On November 21, 31 students received their degrees (14 MPH, 13 MSc, and 4 PhD) from Associate Dean (Research) Kim Raine at Fall Convocation. The complete list and the Flickr album is available online.


Faculty, staff and alumni achievements recognized

Kate Storey received a New Investigator operating grant from the Canadian Institutes of Health Research. Her project is on the impact of school-based sleep education on children’s sleep behaviours at home.

This year the teaching awards sponsored by the School of Public Health Students’ Association (SPHSA) and the Staff Recognition Award were presented in a joint event on November 28.

SPHSA teaching awards were presented to:
• Erin Pollock, Advisor of the Year
Arto Ohinmaa, Supervisor of the Year
Ruth Wolfe, for her Outstanding Contribution to Student Life
• Kirill Lissovskiy, Teaching Assistant of the Year
Maria Ospina, Professor of the Year (large class)
Dean Eurich, Professor of the Year (small class)

The School of Public Health Staff Recognition Award was presented to Donna Pressick, administrative assistant with the Alliance for Canadian Health Outcomes Research in Diabetes (ACHORD), a research unit in the School.

It seems that each year some of our alumni are named to an honour list published by Avenue Magazine of Edmonton. This year is no exception.

Keren Tang (MSc ‘14) and Devon Guy (MPH ‘17) were both named among the “Top 40 under 40.”

Kathryn Dong (MSc ‘07) was named Global Woman of Vision for her clinical work and research at the Royal Alexandra Hospital and advocacy on behalf of Edmonton’s inner city residents.
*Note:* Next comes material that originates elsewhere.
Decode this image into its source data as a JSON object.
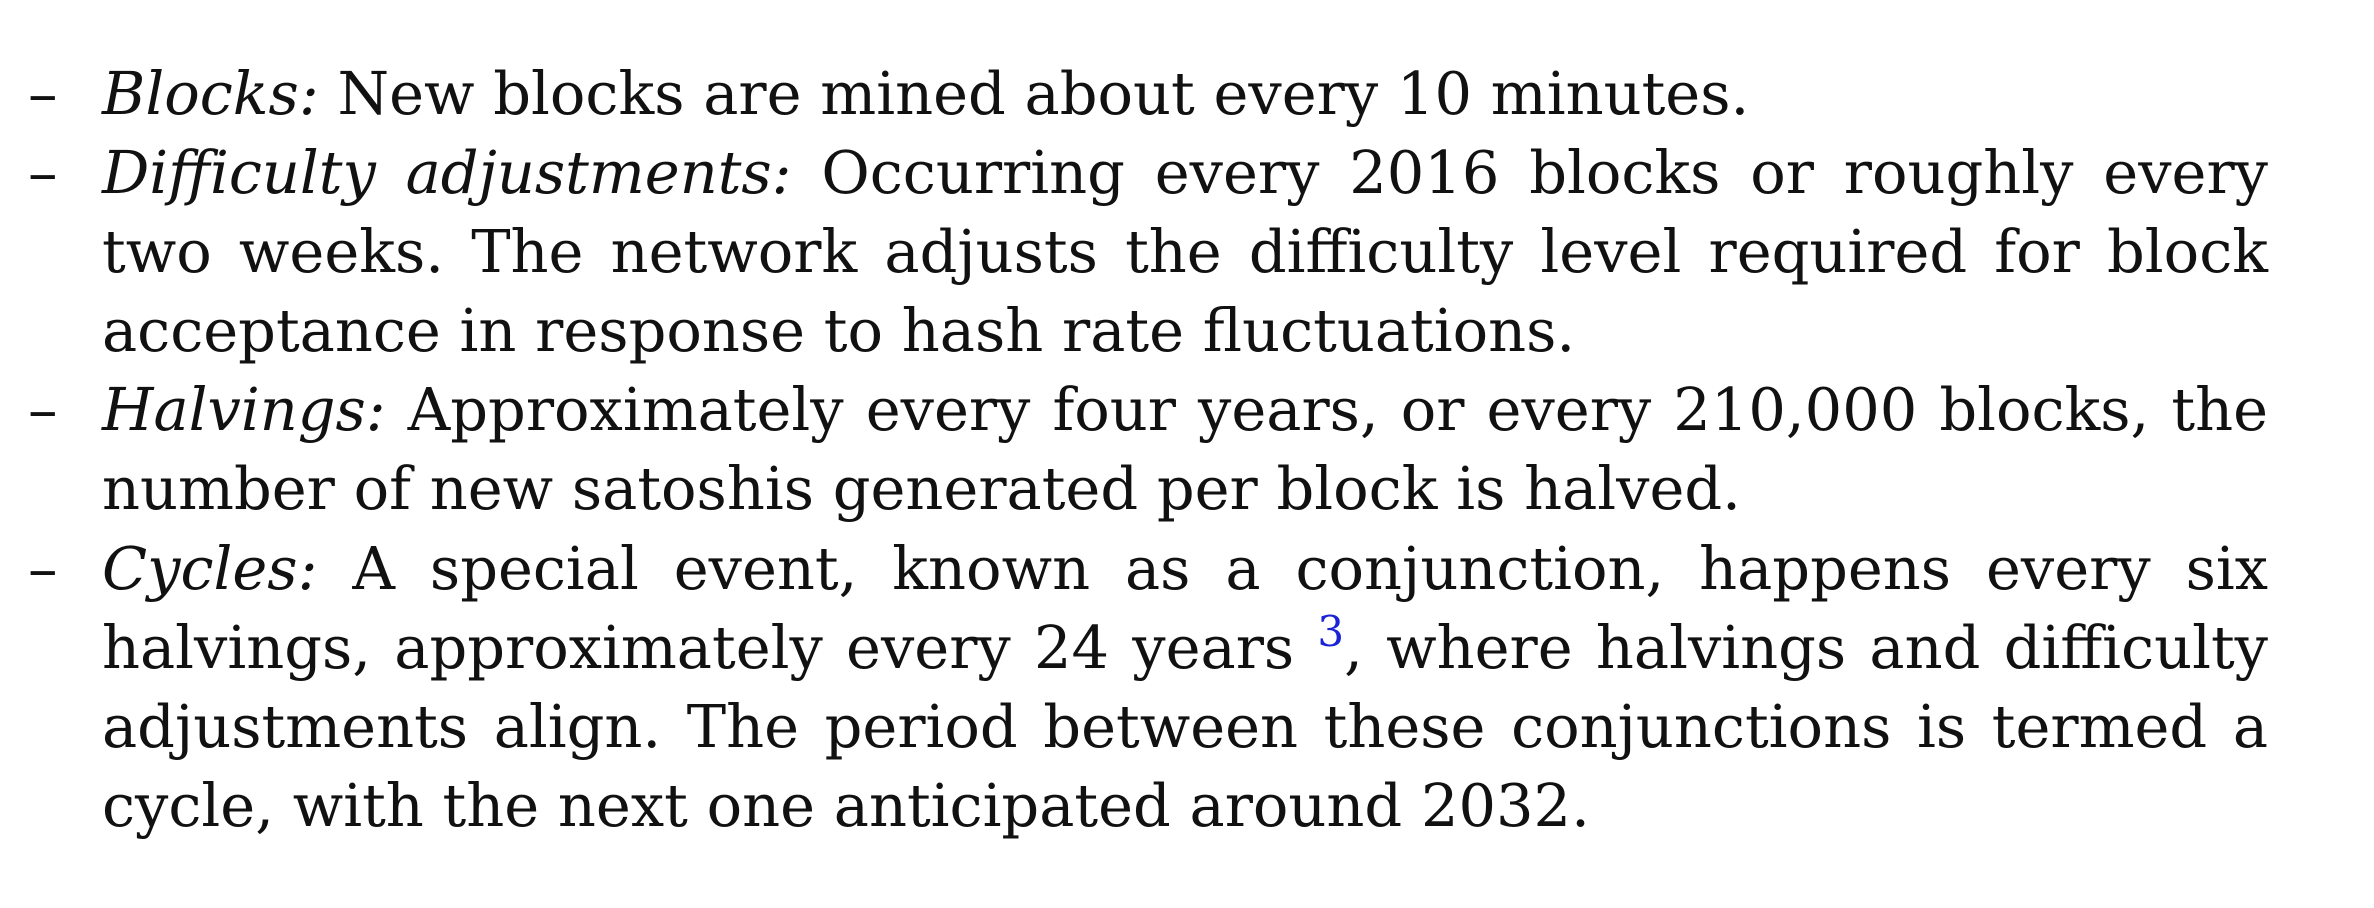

A full list of recipients of student scholarships and awards is available for viewing.


And we had fun, too

On November 8, we sought relief from the Edmonton winter blues by visiting Escape City. Members of the School community and their families and friends exercised their wits to find hidden clues, riddles and solve puzzles in order to break out from several locked rooms. No one was left behind.

On December 8, we ended the academic year with our annual Winter Party.